Volgens de titelpagina's waren het de pennevruchten De vondeling en Het heiligdom van de misdaad van de in zekere kringen zeer geapprecieerde Amerikaanse auteur Max Brand. Deze cowboyboeken waren de stukken van overtuiging in de zaak tegen de 66-jarige vertaler J.G.H. van der B. uit Rotterdam en tegen diens zoon de 42-jarige vertaler J.G.H. van der B. uit Amsterdam, die er van beschuldigd waren dat zij deze boeken onder een valse auteursnaam in de handel hadden gebracht. De officier van justitie eiste tegen vader en zoon respectievelijk straffen van tweehonderd gulden boete subsidiair vijftig dagen hechtenis en vier maanden gevangenisstraf.
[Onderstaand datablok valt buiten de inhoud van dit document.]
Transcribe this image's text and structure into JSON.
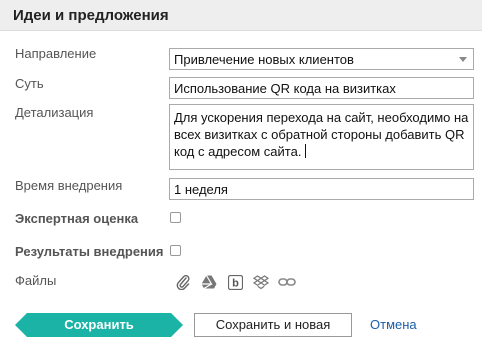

Robert J. Horton werd Max Brand
Deze affaire heeft tijdens de behandeling voor de Rotterdamse rechtbank een vreemd licht geworpen op de methoden die wel eens worden toegepast om een bepaald genre avonturenromans op de markt te brengen. Zoon Van der B. was werkzaam bij uitgeverij De Combinatie, die, net als veel uitgeverijen, een flinke voorraad manuscripten in portefeuille heeft om deze op een gunstig ogenblik te doen verschijnen. Een van de meest geliefde auteurs voor spannende cowboyboeken schijnt de Amerikaan Max Brand te zijn. Vader Van der B. die als vertaler van dit soort romans zijn brood verdient, vroeg zijn zoon of er niet een stuk of wat romans van deze schrijver voorradig waren om ze te vertalen Max Brands wildwestverhalen waren echter bij De Combinatie uitgeput, maar omdat junior senior niet wilde teleurstellen, verduisterde hij uit de portefeuille twee manuscripten van de schrijver Robert J. Horton. Junior veranderde de schrijversnaam Horton in Max Brand, de vertalersnaam D.L. Uyt den Bogaerd in J.G.H. van der Bovenkamp sr. en veranderde de titels Het paradijs der rovers en De zoon der wildernis in Het heiligdom der misdaad en De vondeling; vader Van der B. ging met deze manuscripten naar uitgeverij Het Goede Boek in Bussum, die, naar de directeur, de heer Rikmans, als getuige vertelde, argeloos de vertaalrechten kocht. De zaak kwam aan het rollen toen de Vereniging tot Behartiging van de Belangen des Boekhandels deze fraude ontdekte. Uitgeverij Het Goede Boek was namelijk niet aangesloten bij deze vereniging. Bij de nasporingen bleek toen al spoedig hoe de vork in de steel zat. Zoon Van der B. had de manuscripten van De Combinatie gestolen. ‘Voelt u niet hoe onbehoorlijk het is om zo maar een willekeurige naam te noemen?’ vroeg de president, mr. J. van Vollenhoven. ‘Nu wel,’ antwoordde de verdachte Van der B. jr., ‘maar ik dacht dat die Amerikaanse auteurs volgens de Berner conventie niet beschermd waren. Ook geloofde ik dat Robert J. Horton een van de schuilnamen van Max Brand was. Die man werkt wel met vier andere namen.’
‘Ik vind dat het publiek op deze manier aan de heidenen is overgeleverd,’ aldus mr. Van Vollenhoven, die het bijzonder aardig vond om nu eens te horen op welke wijze het publiek bij de neus wordt genomen. De uitspraak is bepaald op 27 april.